Manifestos come about because we’re battered by the hurricane of universal energy and we want to fix our methods, our shelters against that wind. But manifestos themselves get remixed into that hurricane. They wink in and out of existence.
The universe is looking for vessels into which it can pour its raw energies. We need to enhance ourselves to receive these gifts. To demand that the universe merely give us gifts (“I am an artist!”), to aggressively seek the transcendence which accompanies the gift, is self-defeating. That’s why artists burn out, go on ego trips, become dishonest, squander their energies.
We want methods because we want to be assured that the universe will still call on us. But our methods soon become empty rituals. We may have seasons of a certain way of doing things, but we need to be open to changing everything entirely. We need to recognize that any process has to be reevaluated when the universe decides that something new is to be poured.
The idea of making art as normal work is liberating. I’ve already done so with my writing. In the course of writing fourteen novels I’ve managed to remove the mystical high. There are no mystic rituals accompanying the act of writing, there is no “high” coming out of it, just fun work. When I’m writing I’m like a humble office worker doing a job he enjoys to the point of exclaiming “I can’t believe they’re paying me to do this!”
Bu visual art has rarely been like that. For instance, my former fixation on total spontaneity in painting was a mechanical grasping for a transcendent high. Despite calling it “improvisation,” my process was really a box of tattered kitchen recipes I’d pull out again and again, searching for a ritual that would always work. But I was cutting off meanings the universe might want to pour through me.
If there’s zero spontaneity, of course, then your work is a listless paint by numbers exercise. But enough spontaneity happens in even a planned painting to take care of that human need for unexpected results.
Pure improvisation can work, of course. Sometimes a wild exploration of new territory is called for. Sometimes your ego needs to get out in front and be aggressive. But even that’s just a way of signaling receptiveness to what the universe decides is to be poured next.
Transcendence is a byproduct of honest work–sometimes. But a desperate grasping for the transcendent just clogs your channels to the universe. If all I know to start with is restless improvisation energy, I just can’t stop. The first glorious mad brushstrokes soon lead to a dull confusion as I quickly jumble up the space, as my undirected hand/arm/color energy overwhelms the amount of canvas I have. I just keep burning off energy until I finally declare the painting to be “in trouble,” then agonizingly fight my way through to a final “acceptable aesthetic result.” Hopefully.

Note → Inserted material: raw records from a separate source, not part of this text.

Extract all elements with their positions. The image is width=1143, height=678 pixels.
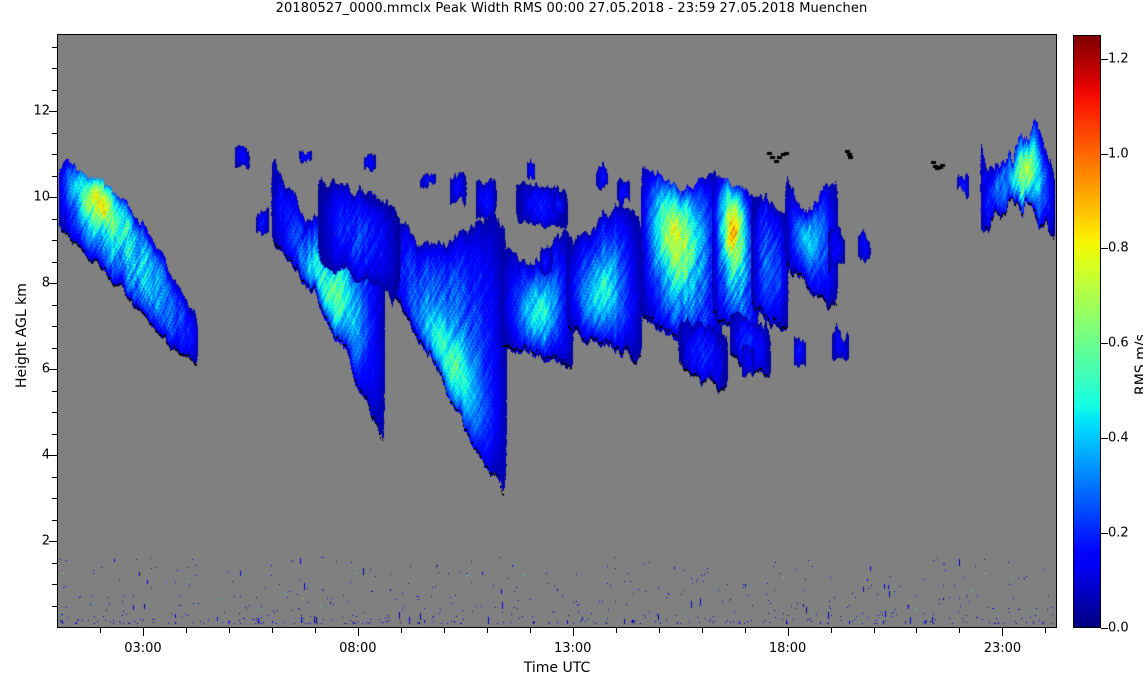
colorbar-label: RMS m/s: [1133, 334, 1143, 395]
x-axis-label: Time UTC: [523, 660, 591, 676]
y-tick: [49, 197, 57, 199]
y-tick-label: 10: [33, 189, 50, 205]
y-tick: [49, 369, 57, 371]
x-tick: [142, 628, 144, 636]
page-title: 20180527_0000.mmclx Peak Width RMS 00:00…: [275, 1, 868, 16]
x-tick: [873, 628, 875, 633]
x-tick: [400, 628, 402, 633]
x-tick: [99, 628, 101, 633]
y-tick: [52, 132, 57, 134]
y-tick: [52, 433, 57, 435]
x-tick: [1045, 628, 1047, 633]
y-tick-label: 6: [41, 361, 50, 377]
x-tick-label: 23:00: [983, 641, 1022, 656]
y-tick-label: 2: [41, 533, 50, 549]
colorbar-tick: [1101, 438, 1108, 440]
colorbar-tick: [1101, 248, 1108, 250]
colorbar-tick-label: 0.0: [1108, 620, 1129, 636]
x-tick: [830, 628, 832, 633]
x-tick: [314, 628, 316, 633]
x-tick: [744, 628, 746, 633]
colorbar-tick-label: 0.6: [1108, 335, 1129, 351]
y-tick: [52, 498, 57, 500]
x-tick-label: 03:00: [124, 641, 162, 656]
x-tick: [443, 628, 445, 633]
y-tick: [52, 261, 57, 263]
y-tick: [52, 46, 57, 48]
y-tick: [52, 584, 57, 586]
x-tick: [787, 628, 789, 636]
colorbar-tick-label: 0.8: [1108, 240, 1129, 256]
colorbar-tick-label: 1.2: [1108, 51, 1129, 67]
y-tick: [52, 154, 57, 156]
colorbar-tick-label: 0.4: [1108, 430, 1129, 446]
y-tick-label: 4: [41, 447, 50, 463]
y-tick: [52, 519, 57, 521]
x-tick: [959, 628, 961, 633]
y-tick: [49, 541, 57, 543]
y-tick: [52, 218, 57, 220]
y-tick: [52, 240, 57, 242]
plot-area: [57, 34, 1057, 628]
y-tick: [52, 175, 57, 177]
colorbar-tick: [1101, 58, 1108, 60]
colorbar-tick: [1101, 533, 1108, 535]
x-tick: [916, 628, 918, 633]
x-tick: [615, 628, 617, 633]
x-tick: [572, 628, 574, 636]
y-tick: [49, 455, 57, 457]
y-tick: [52, 68, 57, 70]
x-tick: [228, 628, 230, 633]
y-tick: [52, 476, 57, 478]
y-tick: [52, 412, 57, 414]
colorbar: [1073, 35, 1101, 628]
y-tick-label: 12: [33, 103, 50, 119]
y-tick: [52, 562, 57, 564]
heatmap-canvas: [58, 35, 1055, 626]
colorbar-tick: [1101, 153, 1108, 155]
x-tick: [529, 628, 531, 633]
y-tick: [52, 89, 57, 91]
y-tick: [52, 304, 57, 306]
y-tick: [52, 605, 57, 607]
y-axis-label: Height AGL km: [14, 283, 30, 388]
y-tick: [52, 390, 57, 392]
colorbar-tick: [1101, 343, 1108, 345]
x-tick: [1002, 628, 1004, 636]
y-tick: [49, 111, 57, 113]
x-tick: [357, 628, 359, 636]
y-tick: [52, 347, 57, 349]
colorbar-tick-label: 1.0: [1108, 146, 1129, 162]
x-tick: [185, 628, 187, 633]
x-tick: [271, 628, 273, 633]
x-tick: [658, 628, 660, 633]
y-tick: [49, 283, 57, 285]
y-tick: [52, 326, 57, 328]
colorbar-tick-label: 0.2: [1108, 525, 1129, 541]
y-tick-label: 8: [41, 275, 50, 291]
x-tick: [486, 628, 488, 633]
x-tick-label: 18:00: [768, 641, 807, 656]
colorbar-gradient: [1074, 36, 1100, 627]
x-tick: [701, 628, 703, 633]
x-tick-label: 13:00: [553, 641, 592, 656]
x-tick-label: 08:00: [339, 641, 377, 656]
colorbar-tick: [1101, 628, 1108, 629]
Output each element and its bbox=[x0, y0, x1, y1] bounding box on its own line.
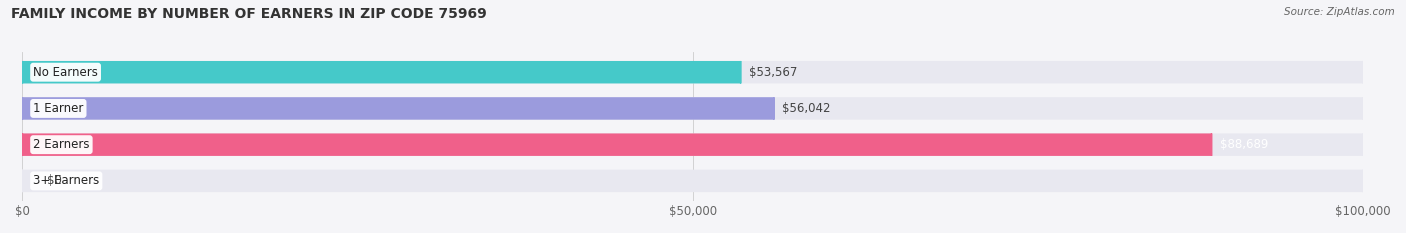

For art to have meaning, it has to have soul ideas. Experimenting is fine, but trial and error aesthetic problem solving, as the sole method, obviously wastes life energy and is out of tune with whatever deeply wants to come through.
When I’m in balance and in tune, I know when to stop. I’m beyond the restless urge to grab transcendence, I see the beautiful space I really do want, and I work to enhance it, instead of frenziedly attacking it.
Meaning needs planning, consideration, forethought, in other words, temporary methods for receiving and for exploring.
I’m ready to explore some newer meaning in my visual art, but I’m really not sure what the next methods will be. The recent large acrylic paintings in all their fun-but-blowsy improvisation definitely have marked a pivot point. Now I’m looking at colored pencil, drawing, realism, smaller works. I want to consider working in both abstraction and realism according to how the energies can best be channeled. Abstract artworks are like bizarre dreams you struggle to convey to a listener. Sometimes the result is necessary and resonating. Sometimes it’s confusing and boring! Sometimes a realistic image is needed to ground you in what’s real.